Perhaps this is implausible. Possibly no combination of editorial genius and saintliness could have produced a new generation of Dwight Macdonalds, Edmund Wilsons, Irving Howes, Susan Sontags, and Gore Vidals. But the Review’s editors didn’t give the impression of straining every, or any, nerve in that direction. All the more regrettable this, since at the same time editorial Darth Vaders were busy on behalf of the Empire. “Conservative journals, such as The New Criterion and Commentary assiduously, and wisely, cultivate younger writers,” as Russell Jacoby pointed out in The Last Intellectuals. “The New York Review ... never did; partly as a result fewer writers on the left had the same chance to acquire a public voice.”
What they have done for the left, though, is to have kept the center vital. Not to be able to respect at least some of the most respected figures in one’s culture would be painfully alienating. Think of it this way: if it were not for Garry Wills, Ronald Dworkin, James Fallows, Ronald Steel, J.K. Galbraith, Thomas Powers, Solly Zuckerman, and other NYR regulars, then George Will, Charles Krauthammer, and Irving Kristol would hold the intellectual ascendancy in American political life. That would be awfully hard on my morale, at least.
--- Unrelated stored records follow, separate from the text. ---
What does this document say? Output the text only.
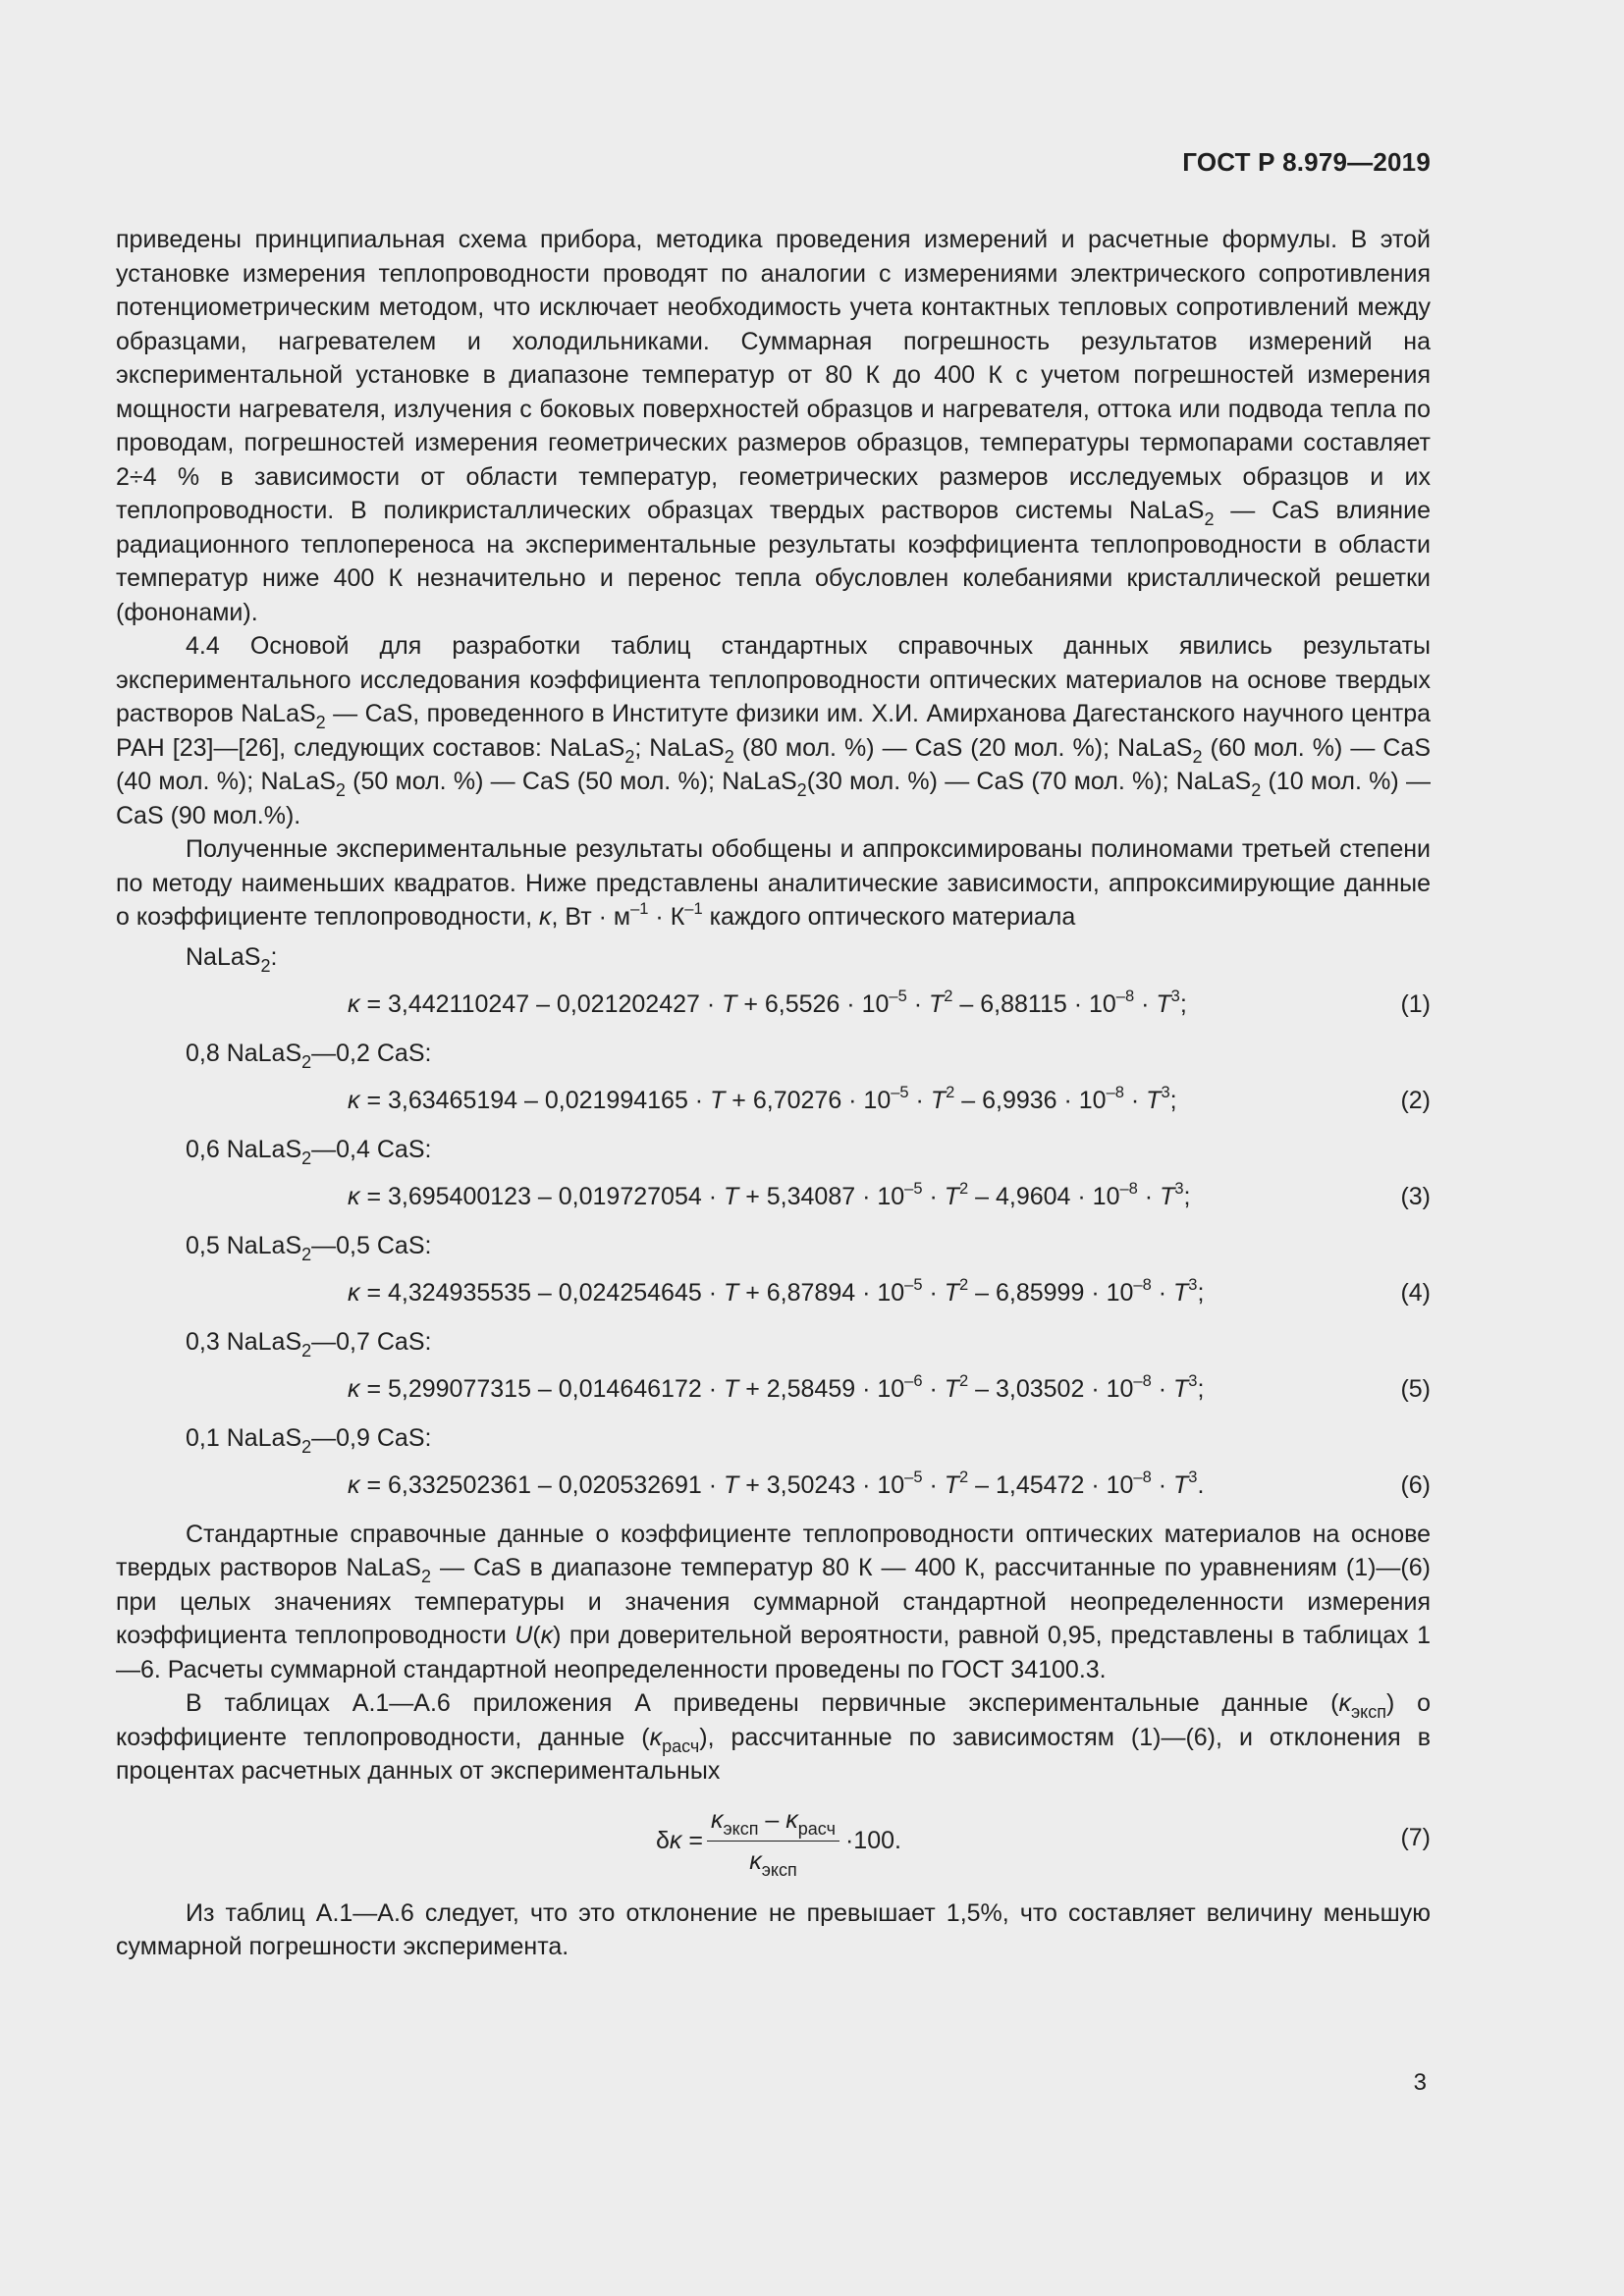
ГОСТ Р 8.979—2019

приведены принципиальная схема прибора, методика проведения измерений и расчетные формулы. В этой установке измерения теплопроводности проводят по аналогии с измерениями электрического сопротивления потенциометрическим методом, что исключает необходимость учета контактных тепловых сопротивлений между образцами, нагревателем и холодильниками. Суммарная погрешность результатов измерений на экспериментальной установке в диапазоне температур от 80 К до 400 К с учетом погрешностей измерения мощности нагревателя, излучения с боковых поверхностей образцов и нагревателя, оттока или подвода тепла по проводам, погрешностей измерения геометрических размеров образцов, температуры термопарами составляет 2÷4 % в зависимости от области температур, геометрических размеров исследуемых образцов и их теплопроводности. В поликристаллических образцах твердых растворов системы NaLaS$_2$ — CaS влияние радиационного теплопереноса на экспериментальные результаты коэффициента теплопроводности в области температур ниже 400 К незначительно и перенос тепла обусловлен колебаниями кристаллической решетки (фононами).

4.4 Основой для разработки таблиц стандартных справочных данных явились результаты экспериментального исследования коэффициента теплопроводности оптических материалов на основе твердых растворов NaLaS$_2$ — CaS, проведенного в Институте физики им. Х.И. Амирханова Дагестанского научного центра РАН [23]—[26], следующих составов: NaLaS$_2$; NaLaS$_2$ (80 мол. %) — CaS (20 мол. %); NaLaS$_2$ (60 мол. %) — CaS (40 мол. %); NaLaS$_2$ (50 мол. %) — CaS (50 мол. %); NaLaS$_2$(30 мол. %) — CaS (70 мол. %); NaLaS$_2$ (10 мол. %) — CaS (90 мол.%).

Полученные экспериментальные результаты обобщены и аппроксимированы полиномами третьей степени по методу наименьших квадратов. Ниже представлены аналитические зависимости, аппроксимирующие данные о коэффициенте теплопроводности, κ, Вт · $м^{-1} \cdot К^{-1}$ каждого оптического материала

NaLaS$_2$:
$\kappa = 3,442110247 - 0,021202427 \cdot T + 6,5526 \cdot 10^{-5} \cdot T^2 - 6,88115 \cdot 10^{-8} \cdot T^3$;	(1)
0,8 NaLaS$_2$—0,2 CaS:
$\kappa = 3,63465194 - 0,021994165 \cdot T + 6,70276 \cdot 10^{-5} \cdot T^2 - 6,9936 \cdot 10^{-8} \cdot T^3$;	(2)
0,6 NaLaS$_2$—0,4 CaS:
$\kappa = 3,695400123 - 0,019727054 \cdot T + 5,34087 \cdot 10^{-5} \cdot T^2 - 4,9604 \cdot 10^{-8} \cdot T^3$;	(3)
0,5 NaLaS$_2$—0,5 CaS:
$\kappa = 4,324935535 - 0,024254645 \cdot T + 6,87894 \cdot 10^{-5} \cdot T^2 - 6,85999 \cdot 10^{-8} \cdot T^3$;	(4)
0,3 NaLaS$_2$—0,7 CaS:
$\kappa = 5,299077315 - 0,014646172 \cdot T + 2,58459 \cdot 10^{-6} \cdot T^2 - 3,03502 \cdot 10^{-8} \cdot T^3$;	(5)
0,1 NaLaS$_2$—0,9 CaS:
$\kappa = 6,332502361 - 0,020532691 \cdot T + 3,50243 \cdot 10^{-5} \cdot T^2 - 1,45472 \cdot 10^{-8} \cdot T^3$.	(6)

Стандартные справочные данные о коэффициенте теплопроводности оптических материалов на основе твердых растворов NaLaS$_2$ — CaS в диапазоне температур 80 К — 400 К, рассчитанные по уравнениям (1)—(6) при целых значениях температуры и значения суммарной стандартной неопределенности измерения коэффициента теплопроводности U(κ) при доверительной вероятности, равной 0,95, представлены в таблицах 1—6. Расчеты суммарной стандартной неопределенности проведены по ГОСТ 34100.3.

В таблицах А.1—А.6 приложения А приведены первичные экспериментальные данные $(\kappa_{эксп})$ о коэффициенте теплопроводности, данные $(\kappa_{расч})$, рассчитанные по зависимостям (1)—(6), и отклонения в процентах расчетных данных от экспериментальных

$\delta\kappa = \frac{\kappa_{эксп} - \kappa_{расч}}{\kappa_{эксп}} \cdot 100$.	(7)

Из таблиц А.1—А.6 следует, что это отклонение не превышает 1,5%, что составляет величину меньшую суммарной погрешности эксперимента.

3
Even though nowadays the Review usually lacks the moral intensity of the Stone-Chomsky-Goodman-Lasch era, that is not the sole virtue of literary and political criticism, nor always the most important one. It rarely lacks clarity, breadth, rigor, subtlety, or wit. To practice all the moral, intellectual, and aesthetic virtues simultaneously is, after all, supremely difficult. The Review has succeeded better than most other American journals. If you’re in the mood to make them an anniversary present, you might say: better than any.